Recently we wrote an article about volatility 75 indexes. For this purpose, an indicator called the Synthetic VIX helps traders measure market volatility. It is a volatility meter that uses a scale of index value to determine volatility. This indicator is highly compatible with the MT4 trading platform and can be used to measure the volatility of Forex currency pairs. Although it was created to measure the volatility of the S&P 500 only, later, it was updated to make it compatible with other tradable assets.
Read this article to learn more about the Synthetic VIX Indicator, how it calculates market volatility, and how it can help a trader create trading plans.
Download Synthetic VIX Indicator
Synthetic VIX indicator shows volatility oscillator on your chart, and you can download it below:
DOWNLOAD SYNTHETIC VIX INDICATOR
How to Calculate Market Volatility?
The Synthetic VIX Indicator calculates the market volatility based on the price data of the previous sessions. It scans the Moving Average of 22-periods to derive the market volatility level of an asset. The formula for calculating the market volatility or the Synthetic VIX value is:
Synthetic VIX value = [(Highest{Close,22} – Low)/(Highest{Close,22})]
In the above formula, the lowest price of the current session is subtracted from the highest price in the last 22 sessions. The result is then divided by the highest close price of the previous 22 sessions to derive the market volatility level. Finally, traders can multiply the value obtained in the above formula by 100 to give the readings a scale.
How To Analyze Market Volatility Using the Synthetic VIX Indicator?
Traders must not confuse the Synthetic VIX Indicator as an indicator used for buy-sell signals. The indicator is created for analyzing market volatility by calculating the price index. However, it can be combined with other technical trading tools to derive more valuable answers about the market.

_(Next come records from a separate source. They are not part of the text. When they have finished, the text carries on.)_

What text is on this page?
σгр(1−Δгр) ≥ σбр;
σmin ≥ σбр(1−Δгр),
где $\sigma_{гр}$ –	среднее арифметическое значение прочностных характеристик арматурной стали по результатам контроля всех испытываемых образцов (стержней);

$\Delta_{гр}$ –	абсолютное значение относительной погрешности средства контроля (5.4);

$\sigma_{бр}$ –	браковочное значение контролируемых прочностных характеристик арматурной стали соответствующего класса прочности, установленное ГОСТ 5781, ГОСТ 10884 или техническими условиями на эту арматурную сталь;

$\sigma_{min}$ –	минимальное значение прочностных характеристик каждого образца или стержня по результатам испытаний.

The value of the VIX ranges between 1.0 and 0.0, with 1.0 being the highest value. When you apply the indicator, you will find that the volatility index value reacts against the actual price movement. For example, if the market is taking a bullish trend, the value of the VIX starts dropping from 1.0. On the contrary, a bearish market movement results in the rise of the VIX from 0.0.
This indicator is beneficial for beginners as market volatility could be confusing at the beginning. It simplifies their learning process by providing straight answers about market volatility. Also, experienced traders can use this indicator in complicated market states. In situations where they get stuck or confused about the market’s behavior, this indicator can help them find a solution to understand the market trend.
Uses of the Synthetic VIX Indicator
The following are uses of the Synthetic VIX indicator.
- It helps in calculating the volatility index of the price in real-time.
- With the help of the index value, traders can also determine the breakouts or bouncebacks of the price.
- This indicator also helps in determining the sentiment of the market as well as of other traders.
- This indicator can easily be combined with other trading tools to formulate a profitable trading plan.
Conclusion
Market volatility influences a market on a large scale. This makes it imperative for traders to use an indicator that can help them determine the market volatility. The Synthetic VIX Indicator helps traders solve this issue. Its straightforward approach and adaptability to almost all types of trading assets, even with the Forex, make it a preference of many traders. Both novice and expert traders can take the help of this indicator in trading. However, prior knowledge of market volatility is crucial to use this indicator smoothly.
Also, traders must understand that the Synthetic VIX Indicator is a tool to calculate the market volatility only and cannot be used to determine buying or selling signals.